Tumor necrosis factor (TNF; formerly known as TNFα) and lymphotoxin-α (LTA), originally characterized by their ability to induce tumor cell apoptosis and cachexia, are now considered as central mediators of a broad range of biological activities (for a review see  and ). These activities encompass beneficial effects for the host in inflammation and in protective immune responses against a variety of infectious pathogens . In addition, it has been demonstrated that the core members of the TNF superfamily, including LTα, play an essential role during the organogenesis of secondary lymphoid organs and the maintenance of the architecture of lymphatic tissues . Although a large study did not show association between polymorphisms within LTA-TNF region on chromosome 6 and IBD , the role of LTA in the etiology of IBD has been well ascertained in mice .
Several lines of evidence suggest that cyclo-oxygenases (COX) 1 and 2 enzymes, encoded by PTGS1 and PTGS2 genes, play a significant role in colon carcinogenesis.

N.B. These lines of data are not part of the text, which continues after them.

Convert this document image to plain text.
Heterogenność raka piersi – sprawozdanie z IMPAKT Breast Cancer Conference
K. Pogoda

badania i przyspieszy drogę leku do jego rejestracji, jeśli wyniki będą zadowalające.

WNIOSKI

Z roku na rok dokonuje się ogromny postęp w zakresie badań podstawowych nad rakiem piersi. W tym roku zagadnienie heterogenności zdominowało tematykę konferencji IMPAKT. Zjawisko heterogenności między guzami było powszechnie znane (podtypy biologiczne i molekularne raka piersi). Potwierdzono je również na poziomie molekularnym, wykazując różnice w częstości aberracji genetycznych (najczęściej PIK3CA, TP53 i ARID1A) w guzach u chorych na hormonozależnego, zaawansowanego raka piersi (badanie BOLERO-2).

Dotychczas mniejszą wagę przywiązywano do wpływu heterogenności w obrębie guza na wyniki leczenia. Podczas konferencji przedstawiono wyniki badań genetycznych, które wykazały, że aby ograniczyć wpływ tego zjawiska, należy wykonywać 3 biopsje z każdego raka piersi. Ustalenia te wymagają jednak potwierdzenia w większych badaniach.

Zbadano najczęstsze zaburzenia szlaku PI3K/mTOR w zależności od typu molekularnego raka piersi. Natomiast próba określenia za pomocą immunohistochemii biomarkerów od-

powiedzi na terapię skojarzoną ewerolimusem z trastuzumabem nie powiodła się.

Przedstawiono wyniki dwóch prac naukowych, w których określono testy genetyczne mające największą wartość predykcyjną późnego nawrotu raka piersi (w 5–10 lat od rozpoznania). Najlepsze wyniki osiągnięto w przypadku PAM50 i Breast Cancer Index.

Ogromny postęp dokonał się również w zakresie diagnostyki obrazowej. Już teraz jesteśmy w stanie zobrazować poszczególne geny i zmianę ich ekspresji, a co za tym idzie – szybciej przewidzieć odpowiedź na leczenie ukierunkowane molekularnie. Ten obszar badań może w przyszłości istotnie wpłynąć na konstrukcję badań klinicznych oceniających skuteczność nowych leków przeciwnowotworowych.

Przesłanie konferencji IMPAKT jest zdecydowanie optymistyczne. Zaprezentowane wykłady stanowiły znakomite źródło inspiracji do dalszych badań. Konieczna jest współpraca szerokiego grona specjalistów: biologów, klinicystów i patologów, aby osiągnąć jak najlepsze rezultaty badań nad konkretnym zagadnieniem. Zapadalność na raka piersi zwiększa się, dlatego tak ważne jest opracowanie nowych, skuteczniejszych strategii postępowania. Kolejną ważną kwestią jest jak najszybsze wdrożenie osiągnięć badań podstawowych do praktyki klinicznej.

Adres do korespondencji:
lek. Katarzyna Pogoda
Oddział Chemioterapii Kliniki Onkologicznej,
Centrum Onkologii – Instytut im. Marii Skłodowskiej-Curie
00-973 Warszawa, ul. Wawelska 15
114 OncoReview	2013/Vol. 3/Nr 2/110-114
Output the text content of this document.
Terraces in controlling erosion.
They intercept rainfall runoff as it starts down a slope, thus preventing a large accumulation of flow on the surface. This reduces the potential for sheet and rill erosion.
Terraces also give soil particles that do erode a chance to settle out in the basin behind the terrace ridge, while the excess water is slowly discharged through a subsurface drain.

For example, rapid metabolism of arachidonic acid and elevated levels of COX enzymes are found in several cancers, including CRC . In addition, COX enzymes have been shown to stimulate cell proliferation, angiogenesis, and metastasis, and to inhibit apoptosis . During the inflammatory state COX enzymes are elevated, thus the regular use of non-steroidal anti-inflammatory drugs (NSAIDs) could be associated with a reduced risk of CRC, through their inhibition . While COX-2 is rapidly inducible and its expression is usually elevated at sites of inflammation, COX-1 is considered constitutive and is thought to be the main responsible for the cytoprotective production of prostaglandins. However, the traditional description of COX-1 as a purely constitutive, housekeeping gene has been recently challenged by several studies, which have found that COX-1 production can also be regulated at the transcriptional level .
In previous investigations, we performed a case-control association study on several polymorphisms in genes involved in the inflammation (namely: IL6, IL8, PPARG, TNF, NFKB1 and PTGS2) and we found associations with the risk of sporadic colorectal cancer [9, 28]. In the present study, in order to evaluate whether single nucleotide polymorphisms (SNPs) within more inflammatory genes were associated with the risk to develop CRC, we investigate ten SNPs in the following inflammatory genes: TLR4 (Asp299Gly), CD14 (-260 T>C), MCP1 (-2518 A>G), IL12A (+7506 A>T, +8707 A>G, +9177 T>A, +9508 G>A), NOS2A (+524T>C), TNF (-857C>T), and PTGS1 (V444I) in 377 cases and 326 controls.